Despejó los rizos de
su frente sudorosa sin despegar la mejilla de las estrechas ranuras.
— ¿Qué hay de la
nota de suicidio que dejó su esposo? —agregó sin reservas, ásperamente, porque
el relato le había exigido demasiado.
—Aguarde un minuto;
buscaré esa nota —dijo sin marcharse, aún tras el auricular.
—En vano he buscado
en los anaqueles —dijo al fin, entre las respiraciones ficticias de su primera
blasfemia—, pero en el cajón, donde cronológicamente se archivaban los exámenes
médicos, encontré esto: la barca navega, lentamente, hacia el fondo del mar.
Recitó aquellas
palabras tal como si su memoria las coligiera de una clase de gramática.
—No creo que haya
escrito un epígrafe para encabezar su prólogo. Debe haber algo más parecido a
un epílogo.
La mujer dejó vagar
su permeable mirada por la alacena. Ya se estaba aburriendo de tantos tramites
póstumos. Hizo algunos ruidos alrededor del auricular.
—Ya he conseguido la
verdadera nota de suicidio —dijo con exaltación, como si fingiera un orgasmo
bajo el peso de su finado esposo—. No me va a creer, estaba atrás del
intercomunicador.

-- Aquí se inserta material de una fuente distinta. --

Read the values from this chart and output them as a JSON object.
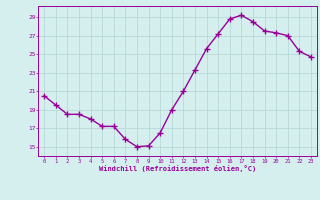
{
  "x": [
    0,
    1,
    2,
    3,
    4,
    5,
    6,
    7,
    8,
    9,
    10,
    11,
    12,
    13,
    14,
    15,
    16,
    17,
    18,
    19,
    20,
    21,
    22,
    23
  ],
  "y": [
    20.5,
    19.5,
    18.5,
    18.5,
    18.0,
    17.2,
    17.2,
    15.8,
    15.0,
    15.1,
    16.5,
    19.0,
    21.0,
    23.3,
    25.6,
    27.2,
    28.8,
    29.2,
    28.5,
    27.5,
    27.3,
    27.0,
    25.3,
    24.7
  ],
  "xlim": [
    -0.5,
    23.5
  ],
  "ylim": [
    14.0,
    30.2
  ],
  "yticks": [
    15,
    17,
    19,
    21,
    23,
    25,
    27,
    29
  ],
  "xticks": [
    0,
    1,
    2,
    3,
    4,
    5,
    6,
    7,
    8,
    9,
    10,
    11,
    12,
    13,
    14,
    15,
    16,
    17,
    18,
    19,
    20,
    21,
    22,
    23
  ],
  "xlabel": "Windchill (Refroidissement éolien,°C)",
  "line_color": "#990099",
  "marker": "+",
  "bg_color": "#d5efef",
  "grid_color": "#b8d8d8",
  "tick_color": "#990099",
  "label_color": "#990099",
  "spine_color": "#990099",
  "marker_size": 4,
  "linewidth": 1.0
}
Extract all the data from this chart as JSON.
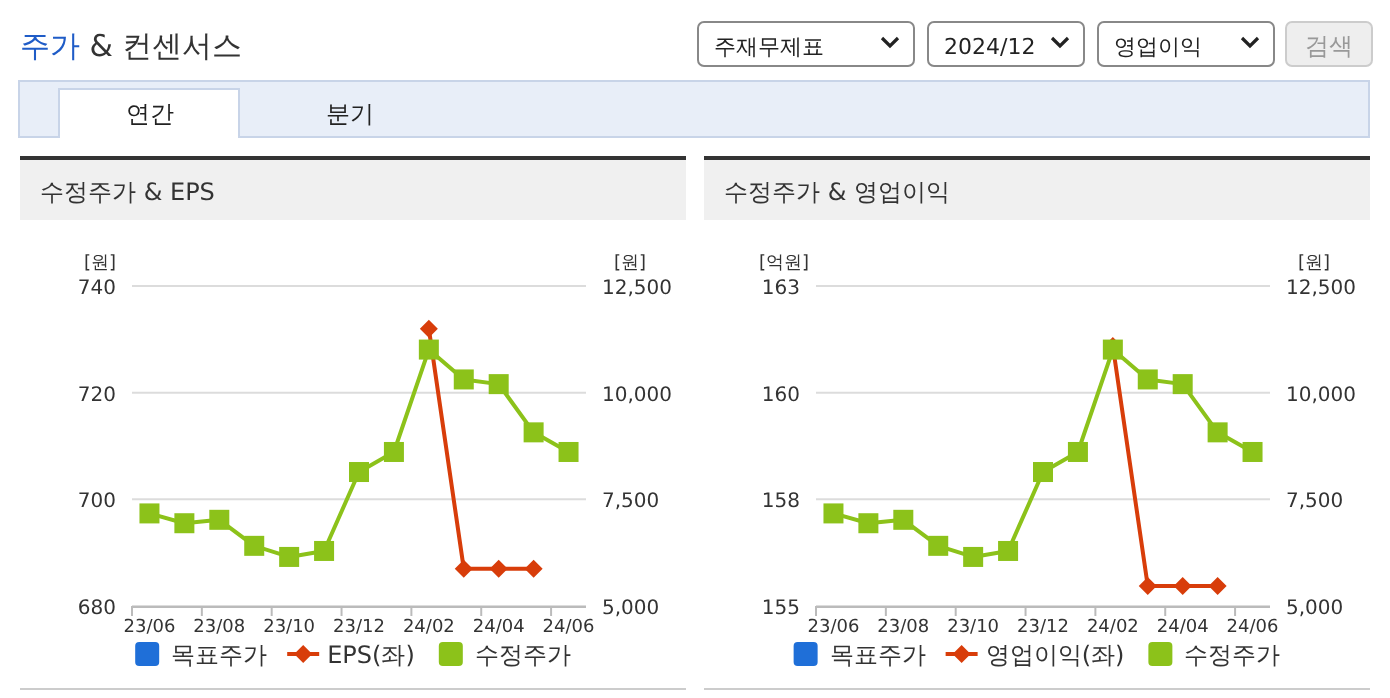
{
  "chart_data": [
    {
      "type": "other",
      "title": "주가 & 컨센서스",
      "annotations": [
        "주재무제표",
        "2024/12",
        "영업이익",
        "검색",
        "연간",
        "분기"
      ]
    },
    {
      "type": "line",
      "title": "수정주가 & EPS",
      "ylabel": "[원]",
      "y2label": "[원]",
      "categories": [
        "23/06",
        null,
        "23/08",
        null,
        "23/10",
        null,
        "23/12",
        null,
        "24/02",
        null,
        "24/04",
        null,
        "24/06"
      ],
      "ylim": [
        680,
        740
      ],
      "yticks": [
        680,
        700,
        720,
        740
      ],
      "y2lim": [
        5000,
        12500
      ],
      "y2ticks": [
        {
          "value": 5000,
          "label": "5,000"
        },
        {
          "value": 7500,
          "label": "7,500"
        },
        {
          "value": 10000,
          "label": "10,000"
        },
        {
          "value": 12500,
          "label": "12,500"
        }
      ],
      "grid": "y",
      "legend": "bottom",
      "series": [
        {
          "name": "목표주가",
          "color": "#1f6fd8",
          "marker": "square",
          "values": [
            null,
            null,
            null,
            null,
            null,
            null,
            null,
            null,
            null,
            null,
            null,
            null,
            null
          ]
        },
        {
          "name": "EPS(좌)",
          "color": "#d83d0a",
          "marker": "diamond",
          "values": [
            null,
            null,
            null,
            null,
            null,
            null,
            null,
            null,
            732,
            687,
            687,
            687,
            null
          ]
        },
        {
          "name": "수정주가",
          "color": "#8cc21a",
          "marker": "square",
          "axis": "y2",
          "values": [
            7170,
            6940,
            7020,
            6410,
            6150,
            6290,
            8140,
            8610,
            11010,
            10310,
            10200,
            9070,
            8610
          ]
        }
      ]
    },
    {
      "type": "line",
      "title": "수정주가 & 영업이익",
      "ylabel": "[억원]",
      "y2label": "[원]",
      "categories": [
        "23/06",
        null,
        "23/08",
        null,
        "23/10",
        null,
        "23/12",
        null,
        "24/02",
        null,
        "24/04",
        null,
        "24/06"
      ],
      "ylim": [
        155,
        163
      ],
      "yticks": [
        155,
        {
          "value": 157.67,
          "label": "158"
        },
        {
          "value": 160.33,
          "label": "160"
        },
        163
      ],
      "y2lim": [
        5000,
        12500
      ],
      "y2ticks": [
        {
          "value": 5000,
          "label": "5,000"
        },
        {
          "value": 7500,
          "label": "7,500"
        },
        {
          "value": 10000,
          "label": "10,000"
        },
        {
          "value": 12500,
          "label": "12,500"
        }
      ],
      "grid": "y",
      "legend": "bottom",
      "series": [
        {
          "name": "목표주가",
          "color": "#1f6fd8",
          "marker": "square",
          "values": [
            null,
            null,
            null,
            null,
            null,
            null,
            null,
            null,
            null,
            null,
            null,
            null,
            null
          ]
        },
        {
          "name": "영업이익(좌)",
          "color": "#d83d0a",
          "marker": "diamond",
          "values": [
            null,
            null,
            null,
            null,
            null,
            null,
            null,
            null,
            161.5,
            155.5,
            155.5,
            155.5,
            null
          ]
        },
        {
          "name": "수정주가",
          "color": "#8cc21a",
          "marker": "square",
          "axis": "y2",
          "values": [
            7170,
            6940,
            7020,
            6410,
            6150,
            6290,
            8140,
            8610,
            11010,
            10310,
            10200,
            9070,
            8610
          ]
        }
      ]
    }
  ]
}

Estoy segura de que es un testamento —dijo, conteniendo su
primera sonrisa heredípeta.
— ¿Quiere que lea la
nota? —preguntó, al cabo de su trasgresión.
—Sin duda.
—“Pero, ¿y si la
escalera fuera un prisma de cristal, a la luz de qué refracciones se pueda
imaginar esa misma luz? —declamaba con una amarga contrición.
El forastero
despegaba su mejilla con las ranuras marcadas en los mofletes. Reculó impávido.
‘A qué podio huir, como
el último refugio de un catedrático arruinado, porque qué “E” estaba detrás de
su distorsionada sombra.
Mientras se tocaba
la marca en los carrillos, reconoció que quizá algún integrante de su prójimo
plural hubiera anticipado otra mejilla. Dio media vuelta y echó a correr. La
mujer no dejaba de declamar una y otra vez como para sustraerse a una
penitencia por lo demás improcedente. Cuando terminaba su interrogatorio en
susurros, entró su hija Beatriz tal como la había descrito el confesor. Soltó
el auricular otra vez, como si hubiera escuchado otro disparo (el verdadero
disparo). Sin saberlo había expuesto a su hija al primer sacrificio de aquella
fe de la que ya lo descreía todo. Se arrepintió. Derramó un par de
lágrimas al ver a Beatriz, plena más allá del halo de su confusa
cabellera. Se abalanzó, en sollozos, sobre su hija. La abrazó entre insepultos
caricias. Besó sus labios aún húmedos por la felación matutina en el ascensor. (1)
Enfrentando a los ojos fijos con sus ojos de dolor vítreo, dejó escapar un susurro tan conmovedor como asimétrico: tu padre ha muerto...
Febrero, 2003
(1) Tales sesiones las hubiera querido compartir (siquiera un par de ellas)
con su insolente hija, en un entrañable orgullo que así le fuera mutuo.